After four years of working to map out Earth’s gravity, the European Space Agency’s (ESA) Gravity field and steady-state Ocean Circulation Explorer (GOCE) mission is nearing its end. The satellite, which has been orbiting Earth since 2009 at the lowest altitude of any research satellite, will reenter our atmosphere soon.

GOCE has been called the “Ferrari of space” because of its sleek, aerodynamic design.
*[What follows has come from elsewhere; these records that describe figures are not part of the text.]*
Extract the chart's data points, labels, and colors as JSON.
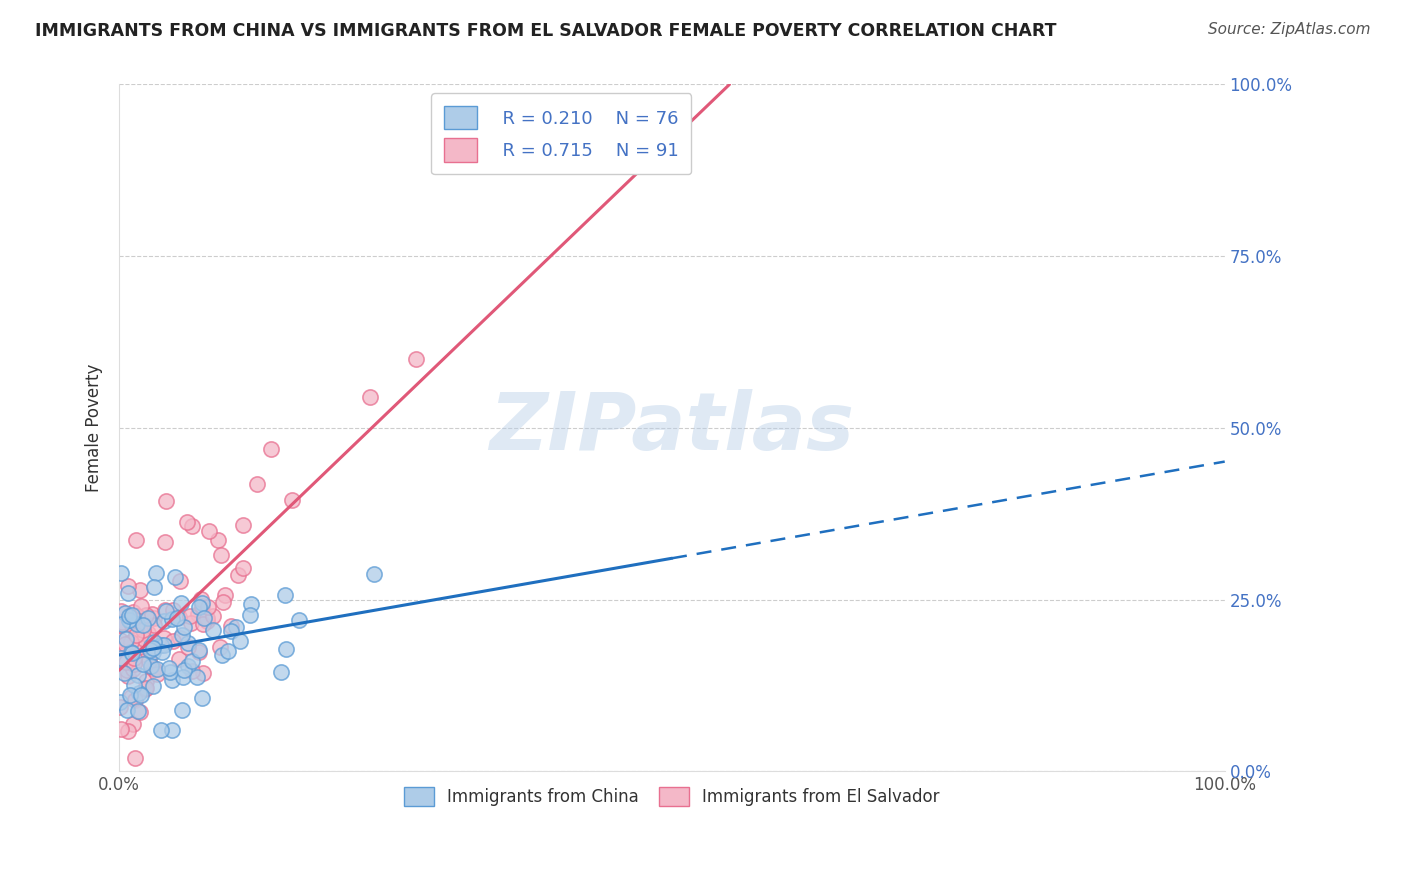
{
  "title": "IMMIGRANTS FROM CHINA VS IMMIGRANTS FROM EL SALVADOR FEMALE POVERTY CORRELATION CHART",
  "source": "Source: ZipAtlas.com",
  "ylabel": "Female Poverty",
  "xlim": [
    0.0,
    1.0
  ],
  "ylim": [
    0.0,
    1.0
  ],
  "china_color": "#5b9bd5",
  "china_color_fill": "#aecce8",
  "el_salvador_color": "#e87090",
  "el_salvador_color_fill": "#f4b8c8",
  "china_line_color": "#1f6fbf",
  "el_salvador_line_color": "#e05878",
  "china_R": 0.21,
  "china_N": 76,
  "el_salvador_R": 0.715,
  "el_salvador_N": 91,
  "watermark": "ZIPatlas",
  "background_color": "#ffffff",
  "grid_color": "#c8c8c8",
  "right_tick_color": "#4472c4",
  "title_color": "#222222",
  "source_color": "#555555"
}
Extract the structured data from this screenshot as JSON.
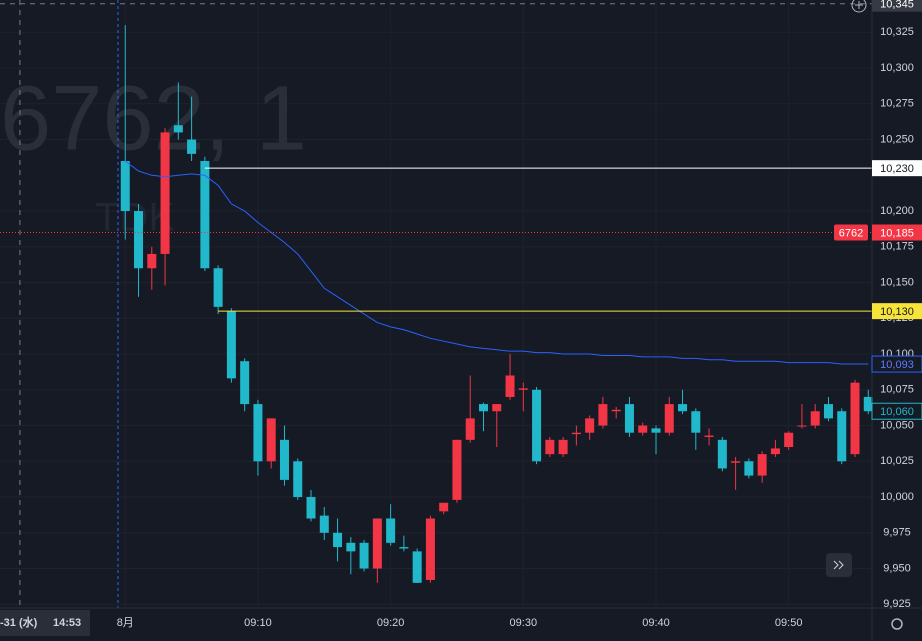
{
  "chart_data": {
    "type": "candlestick",
    "watermark": "6762, 1",
    "watermark_sub": "TDK",
    "x": [
      0,
      1,
      2,
      3,
      4,
      5,
      6,
      7,
      8,
      9,
      10,
      11,
      12,
      13,
      14,
      15,
      16,
      17,
      18,
      19,
      20,
      21,
      22,
      23,
      24,
      25,
      26,
      27,
      28,
      29,
      30,
      31,
      32,
      33,
      34,
      35,
      36,
      37,
      38,
      39,
      40,
      41,
      42,
      43,
      44,
      45,
      46,
      47,
      48,
      49,
      50,
      51,
      52,
      53,
      54,
      55,
      56
    ],
    "open": [
      10235,
      10200,
      10160,
      10170,
      10260,
      10250,
      10235,
      10160,
      10130,
      10095,
      10065,
      10025,
      10040,
      10025,
      10000,
      9987,
      9975,
      9968,
      9968,
      9950,
      9985,
      9965,
      9962,
      9942,
      9990,
      9998,
      10040,
      10065,
      10060,
      10070,
      10075,
      10075,
      10030,
      10030,
      10044,
      10045,
      10050,
      10060,
      10065,
      10045,
      10048,
      10045,
      10065,
      10060,
      10042,
      10040,
      10024,
      10025,
      10015,
      10030,
      10035,
      10050,
      10050,
      10065,
      10060,
      10030,
      10070
    ],
    "high": [
      10330,
      10205,
      10175,
      10258,
      10290,
      10280,
      10238,
      10162,
      10132,
      10097,
      10068,
      10055,
      10050,
      10027,
      10005,
      9993,
      9985,
      9972,
      9970,
      9985,
      9995,
      9973,
      9964,
      9987,
      9995,
      10040,
      10085,
      10066,
      10065,
      10100,
      10080,
      10077,
      10042,
      10042,
      10050,
      10057,
      10070,
      10063,
      10070,
      10052,
      10050,
      10070,
      10075,
      10062,
      10048,
      10042,
      10028,
      10027,
      10032,
      10040,
      10046,
      10065,
      10065,
      10070,
      10062,
      10082,
      10075
    ],
    "low": [
      10180,
      10140,
      10145,
      10148,
      10250,
      10235,
      10158,
      10128,
      10080,
      10060,
      10015,
      10020,
      10008,
      9998,
      9983,
      9970,
      9955,
      9946,
      9948,
      9940,
      9966,
      9962,
      9940,
      9940,
      9988,
      9996,
      10038,
      10046,
      10035,
      10068,
      10060,
      10023,
      10028,
      10028,
      10036,
      10040,
      10048,
      10055,
      10042,
      10043,
      10030,
      10043,
      10058,
      10033,
      10036,
      10018,
      10005,
      10013,
      10010,
      10028,
      10033,
      10048,
      10048,
      10053,
      10023,
      10028,
      10058
    ],
    "close": [
      10200,
      10160,
      10170,
      10255,
      10255,
      10240,
      10160,
      10133,
      10083,
      10065,
      10025,
      10055,
      10012,
      10000,
      9985,
      9975,
      9965,
      9962,
      9950,
      9985,
      9968,
      9964,
      9940,
      9985,
      9996,
      10040,
      10055,
      10060,
      10065,
      10085,
      10076,
      10025,
      10040,
      10040,
      10045,
      10055,
      10065,
      10061,
      10045,
      10050,
      10045,
      10065,
      10060,
      10045,
      10043,
      10020,
      10025,
      10015,
      10030,
      10034,
      10045,
      10050,
      10060,
      10055,
      10025,
      10080,
      10060
    ],
    "up_color": "#f23645",
    "down_color": "#22b8cc",
    "last_label": "10,060",
    "overlay": {
      "color": "#2962ff",
      "last_label": "10,093",
      "values": [
        10235,
        10228,
        10225,
        10224,
        10225,
        10226,
        10225,
        10218,
        10205,
        10200,
        10192,
        10185,
        10178,
        10170,
        10158,
        10146,
        10140,
        10134,
        10128,
        10122,
        10119,
        10117,
        10114,
        10111,
        10109,
        10107,
        10105,
        10104,
        10103,
        10102,
        10102,
        10101,
        10101,
        10100,
        10100,
        10100,
        10099,
        10099,
        10099,
        10098,
        10098,
        10098,
        10097,
        10097,
        10096,
        10096,
        10095,
        10095,
        10095,
        10095,
        10094,
        10094,
        10094,
        10094,
        10093,
        10093,
        10093
      ]
    },
    "price_lines": [
      {
        "value": 10230,
        "label": "10,230",
        "color": "#ffffff",
        "start": 6
      },
      {
        "value": 10130,
        "label": "10,130",
        "color": "#f7e43a",
        "start": 7
      },
      {
        "value": 10185,
        "label": "10,185",
        "symbol": "6762",
        "color": "#f23645",
        "start": -9.44
      }
    ],
    "crosshair": {
      "value": 10345,
      "label": "10,345",
      "x": -7.94
    },
    "session_break_x": -0.55,
    "date_label": "-31 (水)",
    "time_label": "14:53",
    "xlim": [
      -9.44,
      56.28
    ],
    "ylim": [
      9922.4,
      10347.6
    ],
    "yticks": [
      {
        "value": 9925,
        "label": "9,925"
      },
      {
        "value": 9950,
        "label": "9,950"
      },
      {
        "value": 9975,
        "label": "9,975"
      },
      {
        "value": 10000,
        "label": "10,000"
      },
      {
        "value": 10025,
        "label": "10,025"
      },
      {
        "value": 10050,
        "label": "10,050"
      },
      {
        "value": 10075,
        "label": "10,075"
      },
      {
        "value": 10100,
        "label": "10,100"
      },
      {
        "value": 10125,
        "label": "10,125"
      },
      {
        "value": 10150,
        "label": "10,150"
      },
      {
        "value": 10175,
        "label": "10,175"
      },
      {
        "value": 10200,
        "label": "10,200"
      },
      {
        "value": 10250,
        "label": "10,250"
      },
      {
        "value": 10275,
        "label": "10,275"
      },
      {
        "value": 10300,
        "label": "10,300"
      },
      {
        "value": 10325,
        "label": "10,325"
      }
    ],
    "xticks": [
      {
        "value": 0,
        "label": "8月"
      },
      {
        "value": 10,
        "label": "09:10"
      },
      {
        "value": 20,
        "label": "09:20"
      },
      {
        "value": 30,
        "label": "09:30"
      },
      {
        "value": 40,
        "label": "09:40"
      },
      {
        "value": 50,
        "label": "09:50"
      }
    ]
  }
}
This designer spacecraft has mapped variations in Earth’s gravity with extreme detail, resulting in a unique model of the “geoid“, which is essentially a virtual surface where water does not flow from one point to another.

The spacecraft will run out of fuel in mid-October and the satellite will begin its descent towards Earth from a height of about 224 km above the planet.

Most of GOCE is expected to disintegrate in the atmosphere, but the control team says that several parts might reach the planet’s surface.

It is unknown when and where these parts might land, but the scientists expect to narrow the affected area closer to time for reentry, which is expected to occur around three weeks after the fuel is depleted.

The expected danger to life or property is very low as approximately two-thirds of the Earth is covered by oceans and vast areas are thinly populated.

Each year, around 40 tons of space debris reaches the ground, but the spread and size means that a person’s risk of being struck is lower than that of being hit by a meteorite.

An international campaign involving the Inter-Agency Space Debris Coordination Committee is monitoring the descent. The ESA’s Space Debris Office is also monitoring the descent and will issue reentry predictions and risk assessments. ESA will continue to update its member states and the relevant safety authorities.